Tuesday, April 23, 2013

door mat

Oprah Magazine May 2013
I had a hissy fit today. I hadn't thought of that particular word in a long time, but my co-worker used it for just this instance. And with that in mind, I cite Martha Beck's column form the May issue of Oprah Magazine. For the most part, the only reason that I read Oprah's magazine is for Martha Beck and the book reviews. Beck is a lifestyle coach by trade, and she always gives no-nonsense advice on how to navigate through this often chaotic, and always challenging, world. This month's article was no exception: Doormats Anonymous.

I've been involved in a sticky wicked for some time now, and it's finally arrived to my last nerve. What I thought and what it is are two different things, which I suppose is the way that it goes sometimes, but ... I gave too much of myself away to someone who on any level has nothing to offer in return. I believed him, I believed in him, but his him? Yeah, don't know if it is structurally safe for ... anyone. But I won't get into specifics, not the point really. As I take a look at this tidy graphic, I find that I have gone from 'disturbed' to 'homicidal,' in order to arrive at: what were you thinking?

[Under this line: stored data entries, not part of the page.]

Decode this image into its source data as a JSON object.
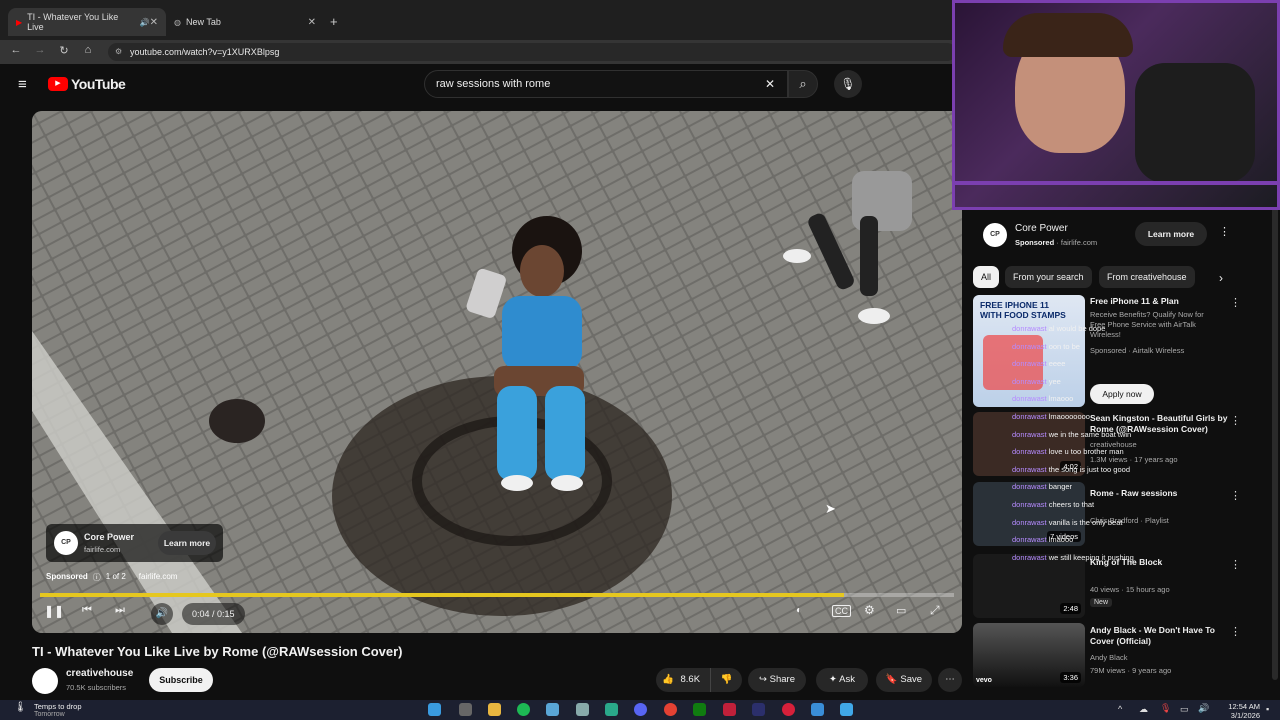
{
  "browser": {
    "tabs": [
      {
        "label": "TI - Whatever You Like Live",
        "active": true
      },
      {
        "label": "New Tab",
        "active": false
      }
    ],
    "url": "youtube.com/watch?v=y1XURXBlpsg"
  },
  "youtube": {
    "logo_text": "YouTube",
    "search_value": "raw sessions with rome"
  },
  "video": {
    "ad": {
      "brand": "Core Power",
      "domain": "fairlife.com",
      "cta": "Learn more",
      "sponsored_label": "Sponsored",
      "count": "1 of 2",
      "site": "fairlife.com"
    },
    "time": "0:04 / 0:15",
    "progress": 0.88,
    "title": "TI - Whatever You Like Live by Rome (@RAWsession Cover)",
    "channel": "creativehouse",
    "subscribers": "70.5K subscribers",
    "subscribe_label": "Subscribe",
    "likes": "8.6K",
    "share_label": "Share",
    "ask_label": "Ask",
    "save_label": "Save"
  },
  "sidebar": {
    "ad": {
      "brand": "Core Power",
      "sponsored": "Sponsored",
      "domain": "fairlife.com",
      "cta": "Learn more"
    },
    "chips": [
      "All",
      "From your search",
      "From creativehouse"
    ],
    "items": [
      {
        "title": "Free iPhone 11 & Plan",
        "desc": "Receive Benefits? Qualify Now for Free Phone Service with AirTalk Wireless!",
        "channel": "Sponsored · Airtalk Wireless",
        "thumb_text": "FREE IPHONE 11 WITH FOOD STAMPS",
        "cta": "Apply now"
      },
      {
        "title": "Sean Kingston - Beautiful Girls by Rome (@RAWsession Cover)",
        "channel": "creativehouse",
        "meta": "1.3M views · 17 years ago",
        "duration": "4:02"
      },
      {
        "title": "Rome - Raw sessions",
        "channel": "Chris Bradford · Playlist",
        "meta": "",
        "duration": "7 videos"
      },
      {
        "title": "King of The Block",
        "channel": "",
        "meta": "40 views · 15 hours ago",
        "badge": "New",
        "duration": "2:48"
      },
      {
        "title": "Andy Black - We Don't Have To Cover (Official)",
        "channel": "Andy Black",
        "meta": "79M views · 9 years ago",
        "duration": "3:36"
      }
    ]
  },
  "chat_overlay": [
    {
      "name": "donrawast",
      "msg": "al would be dope"
    },
    {
      "name": "donrawast",
      "msg": "oon to be"
    },
    {
      "name": "donrawast",
      "msg": "eeee"
    },
    {
      "name": "donrawast",
      "msg": "yee"
    },
    {
      "name": "donrawast",
      "msg": "lmaooo"
    },
    {
      "name": "donrawast",
      "msg": "lmaooooooo"
    },
    {
      "name": "donrawast",
      "msg": "we in the same boat twin"
    },
    {
      "name": "donrawast",
      "msg": "love u too brother man"
    },
    {
      "name": "donrawast",
      "msg": "the song is just too good"
    },
    {
      "name": "donrawast",
      "msg": "banger"
    },
    {
      "name": "donrawast",
      "msg": "cheers to that"
    },
    {
      "name": "donrawast",
      "msg": "vanilla is the only beat"
    },
    {
      "name": "donrawast",
      "msg": "lmaooo"
    },
    {
      "name": "donrawast",
      "msg": "we still keeping it pushing"
    }
  ],
  "taskbar": {
    "weather_title": "Temps to drop",
    "weather_sub": "Tomorrow",
    "time": "12:54 AM",
    "date": "3/1/2026"
  },
  "colors": {
    "progress": "#e5c71f",
    "accent_purple": "#7b3fb0",
    "yt_red": "#ff0000"
  }
}
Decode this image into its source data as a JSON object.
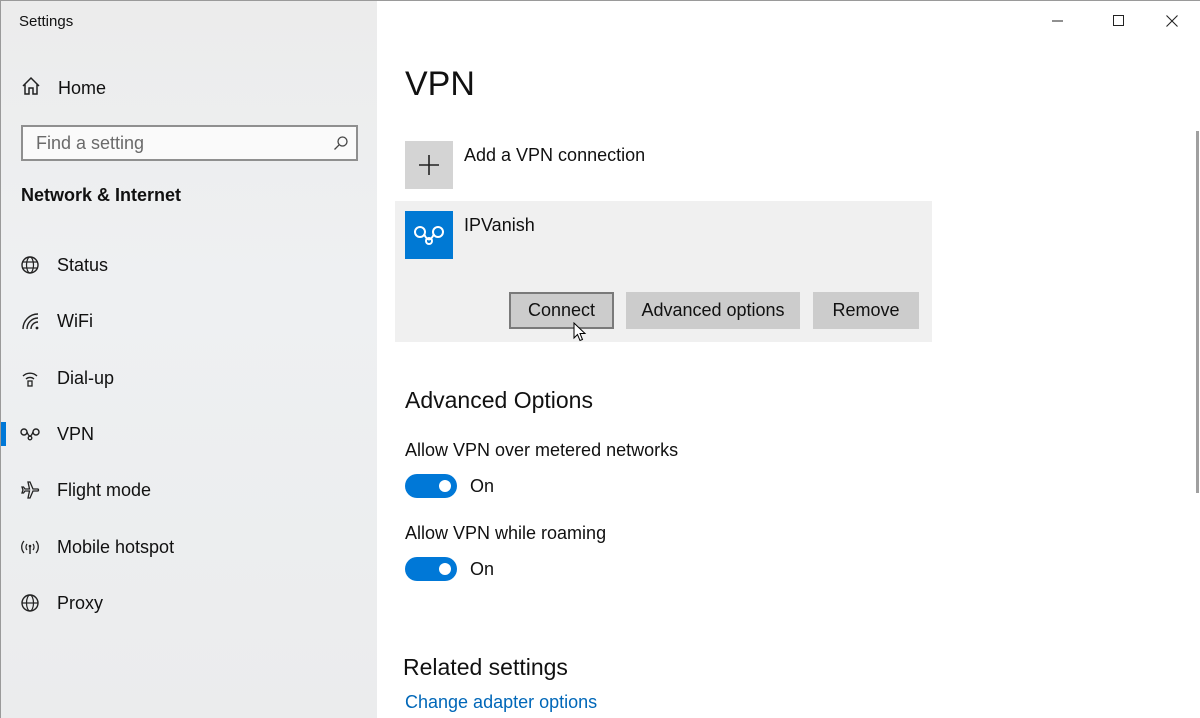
{
  "window": {
    "app_title": "Settings",
    "controls": {
      "minimize": "minimize",
      "maximize": "maximize",
      "close": "close"
    }
  },
  "sidebar": {
    "home_label": "Home",
    "search_placeholder": "Find a setting",
    "section_title": "Network & Internet",
    "items": [
      {
        "label": "Status",
        "icon": "globe-icon",
        "active": false
      },
      {
        "label": "WiFi",
        "icon": "wifi-icon",
        "active": false
      },
      {
        "label": "Dial-up",
        "icon": "dialup-icon",
        "active": false
      },
      {
        "label": "VPN",
        "icon": "vpn-icon",
        "active": true
      },
      {
        "label": "Flight mode",
        "icon": "airplane-icon",
        "active": false
      },
      {
        "label": "Mobile hotspot",
        "icon": "hotspot-icon",
        "active": false
      },
      {
        "label": "Proxy",
        "icon": "globe-icon",
        "active": false
      }
    ]
  },
  "main": {
    "title": "VPN",
    "add_vpn_label": "Add a VPN connection",
    "connection": {
      "name": "IPVanish",
      "buttons": {
        "connect": "Connect",
        "advanced": "Advanced options",
        "remove": "Remove"
      }
    },
    "advanced_options": {
      "heading": "Advanced Options",
      "metered": {
        "label": "Allow VPN over metered networks",
        "state": "On"
      },
      "roaming": {
        "label": "Allow VPN while roaming",
        "state": "On"
      }
    },
    "related": {
      "heading": "Related settings",
      "link": "Change adapter options"
    }
  },
  "colors": {
    "accent": "#0078d7",
    "link": "#0067b8",
    "logo_bg": "#0079d4"
  }
}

Disturbed: oh, I'll just run around, run around in circles, do cartwheels, move Heaven and Earth to make him happy. Does he remember my name? well, he's got a lot of his mind.

Displaced: mucha fucha, mucha fucha. I'm trying here, but you're ... blank. I don't get the answer that I want to hear. I don't get recognition, so I walk away mumbling under my breath. I'm good for this one. The energy has got to get out of me ... and it does! In illiterate patterns of speech.

Hurt: Slamming something? Who, me?! Passive-aggression ... it's the thing about myself that most makes me cringe. But I've got it in me. I'm worst when I'm mucha fucha-ing and slamming at the same time. Maybe it's that I just want him to take me over his knee and give me a good spanking. OH!

Resentful: Well, when one's hurt, particularly romantically, then the resentment is bound to come into play. For me, I resent that I'm not recognized. That I've been duped. But even here, I can manage to forgive and carry on. Why wouldn't I? I love him.

Seething: oh. Everyone is tired of me talking about it. I'm tired of me talking about it. I'd like to hide to make it go away, instead ... I just talk about it more. Everyone is sick to death of it.

Homicidal: My co-worker read this chart and said, 'oh, I've never made it to this stage.' I have lashed out. I believe that I may have slammed the phone down on my sister. And the other one told me to stop acting crazy. But I'm not nice to the offender. Oh sure, I called him and tried to connect to him in a real way after gossip about him was dumped on me, but I'm really trying to just avoid him. I know that I won't get a fair shake. I know that he doesn't understand these stages, or what it is that I've been to him. Here's where the real hurt lives. It sits heavy on my heart. I don't want it to be a waste a time, but if I stand back? Yeah, he doesn't call.

So what does Martha have for me: "The problem is that trying to change unfair behavior with submissive niceness is like tying to smother a fire with gunpowder. It isn't the high road; it's the grim, well-trod path that leads from aggressive to passive, through long, horrible stretches of passive-aggressive. The real high road requires something quite different: the courage to know and follow your own truth."

According to Beck, what gets in the way of our truths is opaque, reactive behavior. She says, "we stop acting on your own desires and become purely reactive instead, focused not on what we want but on what others will think, say, or do. We never express negative feelings about the relationship-which means that it becomes, in the words of organizational behavior expert Chris Argyris, "self-sealed" against learning."

I won't go anymore into the article. Obviously, it struck a chord with me, especially right now. I think that I have stopped acting on what I have wanted a long time ago. I focused too much on what I thought would make him happy. And sometimes, I gave him what, in fact, is what I wanted from him. That's not good. And my hope is that by recognizing this, I can get out of the homicidal state-of-mind. It hasn't been a good place to be, and it may be that I just needed a little push. I think sometimes that the flush of meeting someone, and especially one that you think that you are going to know your whole life, interferes with what is actually going on in the relationship. I was so gaga for him that I didn't realize that I had lost myself in it. I'll still be gaga for him, that doesn't just go away. But I can stop putting myself on the floor in front of him.